# I made a dubstep beat from presets. I think it turned out to be great!



## Desire Inspires (Jul 2, 2017)

Raw, real, edgy, bold, gritty, visceral, and.........generic. 

Yeah, I just used a bunch of presets and threw this together in about 30 minutes. I just felt like doing a quick and dirty experiment to see if I could make something that resembled dubstep. Not bad when you factor in the cheap sounds and the time spent.

Sometimes I overthink these things and try to put in as much music and production value as possible. But the little quick songs like this can come out to be okay in their own right. No need to be a genius all the time. Just let the songs come together in a simple but effective way.

Plus, look at that cool bird in the picture. That is worth a click or two. I mean, I would click on a song with a cool bird in the picture. Parrots are cool because pirates like them. Parrots and pirates go together like peanut butter and jelly. And who in the world doesn't like pirates? I had a cool pirate costume for Halloween with a parrot attached on my shoulder. I got a lot of candy that year.

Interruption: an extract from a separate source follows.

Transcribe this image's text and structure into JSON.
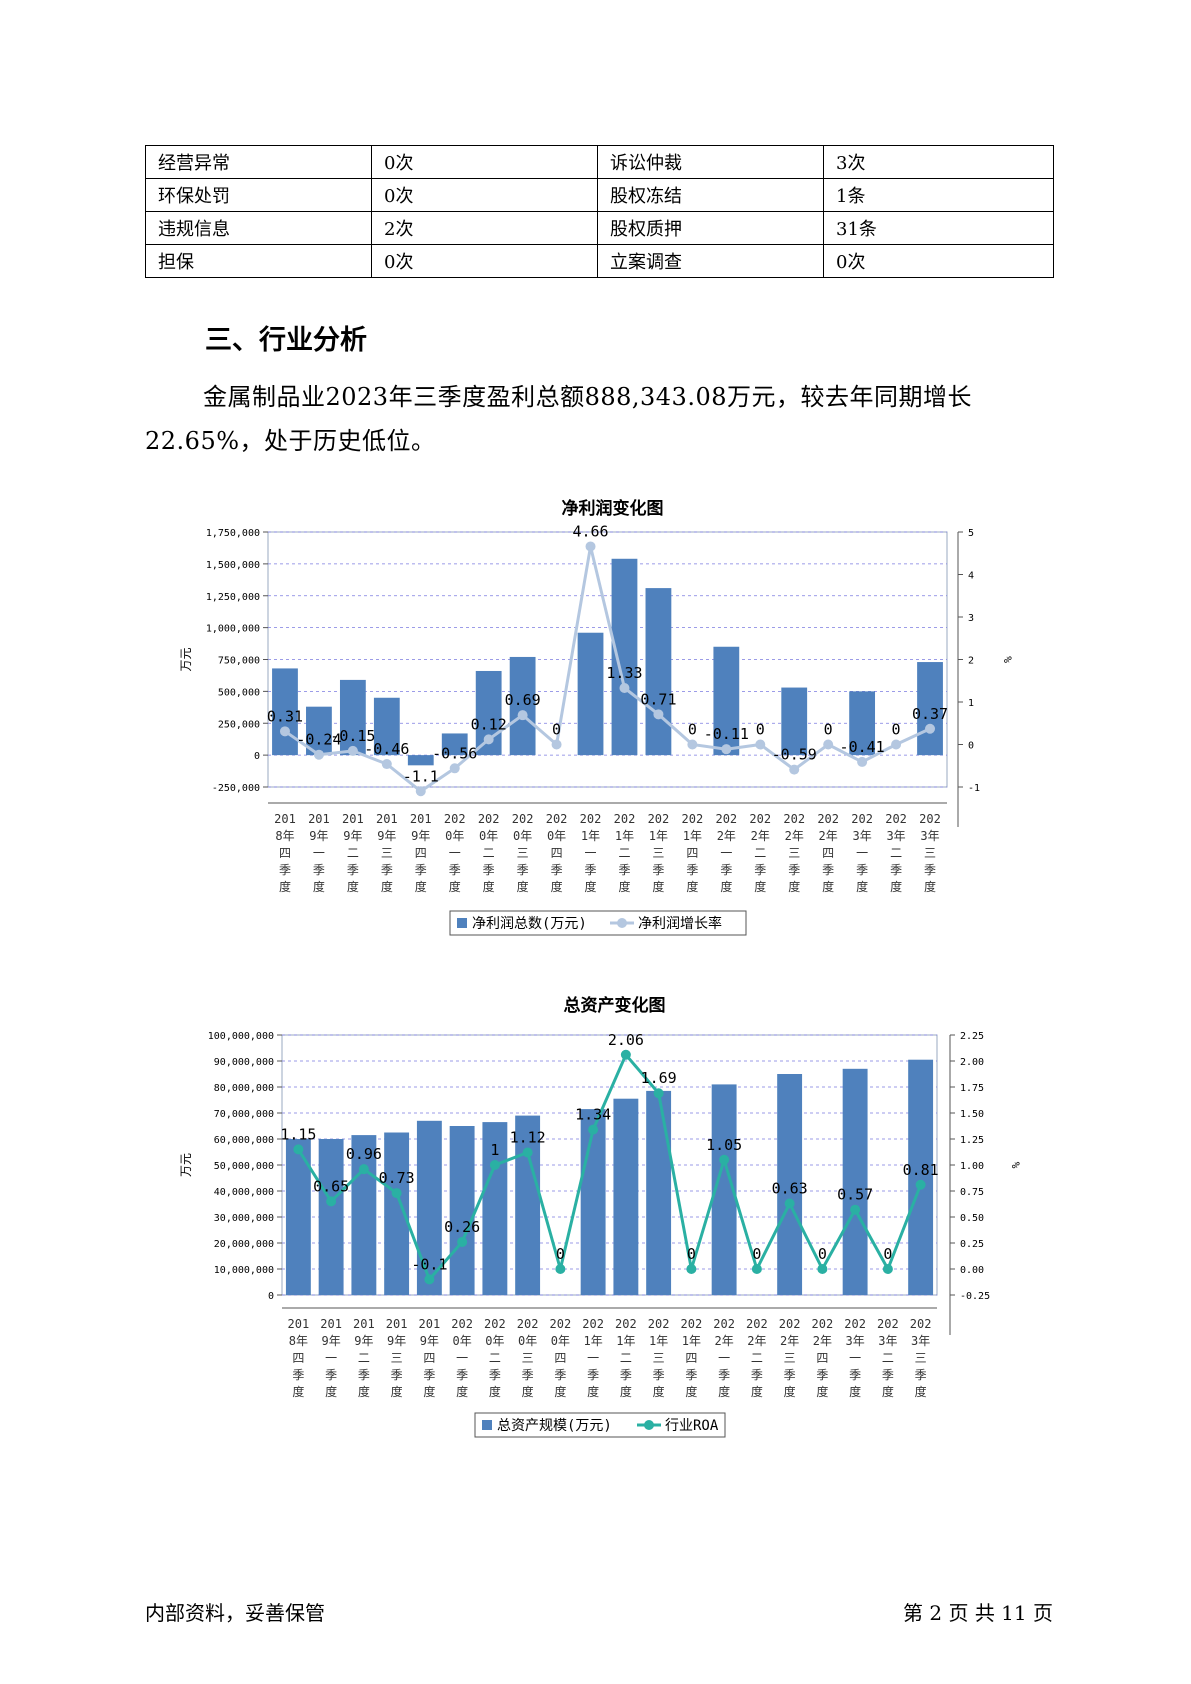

So forget what everyone says and just make music. Your heart and soul doesn't have to go into every song you make. You should schedule some time to have fun and do some experimentation. And please, save the parrots!!!


----------



## R. Soul (Jul 2, 2017)

It's got a Knife Party 'Bonfire' vibe, which is never a bad thing


----------



## Johann F. (Jul 2, 2017)

No drop, no joy. Better luck next time.

You almost convinced me when you pulled the parrot card. Almost.


----------



## Desire Inspires (Aug 7, 2017)

Drops are so 2007.


----------



## Desire Inspires (Oct 7, 2017)

Bump


----------